Search code examples
sqlpython-2.7pymssql

how to INSERT but IGNORE same date tag with pymssql python


I am having trouble ignoring a duplicate 'date' values when I am importing data

import pymssql
import datetime as dt

server = 'xx'
user = 'xx'
password = 'xx'
db = 'xx'
conn = pymssql.connect(server, user, password, db, as_dict=True)

cur = conn.cursor()
Table_create = 'CREATE TABLE table1 (t_date date, price FLOAT)'
cur.execute(Table_create)

today = str(dt.datetime.now().date())
yesterday = str(dt.datetime.now().date() - dt.timedelta(days=1))
nextday = str(dt.datetime.now().date() + dt.timedelta(days=1))
cur.executemany("INSERT  INTO table1(t_date, price) VALUES(%s,%d)", [(today, 100), (yesterday, 200)])
conn.commit()

I am getting

In[78]: x
Out[78]: 
[{u'price': 100.0, u't_date': u'2016-09-25'},
 {u'price': 200.0, u't_date': u'2016-09-24'}]

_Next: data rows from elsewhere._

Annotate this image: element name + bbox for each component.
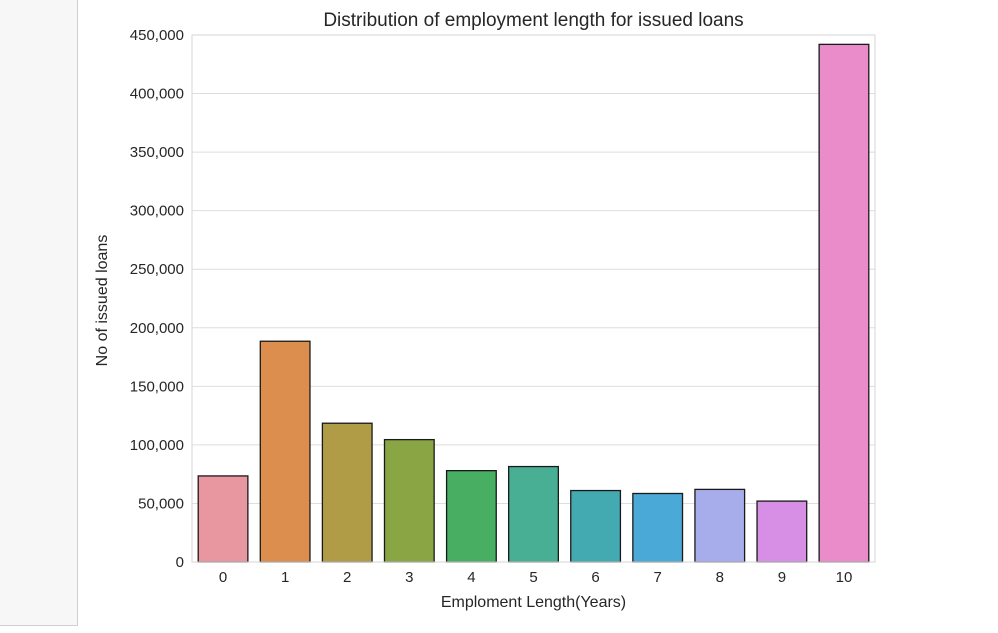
x-tick-label: 0: [219, 569, 227, 586]
x-tick-label: 2: [343, 569, 351, 586]
y-tick-label: 200,000: [130, 320, 184, 337]
x-tick-label: 7: [654, 569, 662, 586]
x-tick-label: 1: [281, 569, 289, 586]
bar-1: [259, 340, 311, 563]
bar-3: [383, 438, 435, 563]
x-tick-label: 10: [836, 569, 853, 586]
y-tick-label: 350,000: [130, 144, 184, 161]
bar-9: [756, 500, 808, 563]
y-tick-label: 400,000: [130, 86, 184, 103]
y-tick-label: 300,000: [130, 203, 184, 220]
x-tick-label: 6: [591, 569, 599, 586]
x-tick-label: 5: [529, 569, 537, 586]
y-tick-label: 150,000: [130, 378, 184, 395]
notebook-gutter: [0, 0, 78, 626]
plot-border: [191, 34, 876, 563]
bar-4: [445, 470, 497, 563]
chart-title: Distribution of employment length for is…: [323, 10, 743, 31]
bar-chart: 0 50,000 100,000 150,000 200,000 250,000 300,0…: [94, 10, 876, 611]
bar-10: [818, 43, 870, 563]
y-tick-labels: 0 50,000 100,000 150,000 200,000 250,000 300,0…: [130, 27, 184, 571]
bar-6: [570, 489, 622, 563]
y-tick-label: 100,000: [130, 437, 184, 454]
y-tick-label: 250,000: [130, 261, 184, 278]
bars: [197, 43, 870, 563]
chart-figure: 0 50,000 100,000 150,000 200,000 250,000 300,0…: [79, 0, 998, 633]
y-axis-label: No of issued loans: [94, 235, 111, 367]
plot-frame: [191, 34, 876, 563]
bar-0: [197, 475, 249, 563]
bar-8: [694, 488, 746, 563]
bar-7: [632, 492, 684, 563]
bar-5: [508, 465, 559, 563]
y-tick-label: 450,000: [130, 27, 184, 44]
bar-2: [321, 422, 373, 563]
x-tick-label: 4: [467, 569, 475, 586]
x-axis-label: Emploment Length(Years): [441, 594, 626, 611]
y-tick-label: 50,000: [138, 495, 184, 512]
x-tick-label: 8: [716, 569, 724, 586]
x-tick-label: 3: [405, 569, 413, 586]
x-tick-labels: 0 1 2 3 4 5 6 7 8 9 10: [219, 569, 852, 586]
x-tick-label: 9: [778, 569, 786, 586]
y-tick-label: 0: [176, 554, 184, 571]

I want to ignore a same date record if I try to insert it again such has:

cur.executemany("INSERT  INTO table1(t_date, price) VALUES(%s,%d)", [(today, 100), (nextday, 200)])
conn.commit()

but I get duplicate such has:

In[80]: x
Out[80]: 
[{u'price': 100.0, u't_date': u'2016-09-25'},
 {u'price': 200.0, u't_date': u'2016-09-24'},
 {u'price': 100.0, u't_date': u'2016-09-25'},
 {u'price': 200.0, u't_date': u'2016-09-26'}]

Thanks for help!


Solution

  • You have a few options, you can make date your primary key, then on any duplicate entries just update the price using ON DUPLICATE KEY UPDATE:

    Table_create = '''CREATE TABLE table1 (t_date date PRIMARY KEY, price FLOAT )'''
    cur.execute(Table_create)
    
    today = str(dt.datetime.now().date())
    yesterday = str(dt.datetime.now().date() - dt.timedelta(days=1))
    nextday = str(dt.datetime.now().date() + dt.timedelta(days=1))
    cur.executemany("INSERT  INTO table1(t_date, price) VALUES(%s, %s) on DUPLICATE KEY UPDATE price=price",([(today, 100), (yesterday, 200)]))
    

    That would only update the price if you happened to get a different/new price for an existing row or do an insert for a new date

    You could also just IGNORE any duplicates:

    "INSERT INSERT IGNORE INTO table1(t_date, price) VALUES(%s, %s)"
    

    But IGNORE will ignore more than an IntegrityError based on the duplicate entry so I would personally prefer the former.

    Another option if you wanted to have an auto_increment id and to use both t_date and price or just the t_date would be to create a UNIQUE CONSTRAINT

      Table_create = '''CREATE TABLE table1 (
                                ID int(11) NOT NULL AUTO_INCREMENT PRIMARY KEY,
                                t_date date,
                                price FLOAT,
                                CONSTRAINT no_dupes UNIQUE  (t_date, price))''' # CONSTRAINT no_dupes UNIQUE (t_date) for just the t_date
    cur.execute(Table_create)
    

    The same logic would apply when inserting.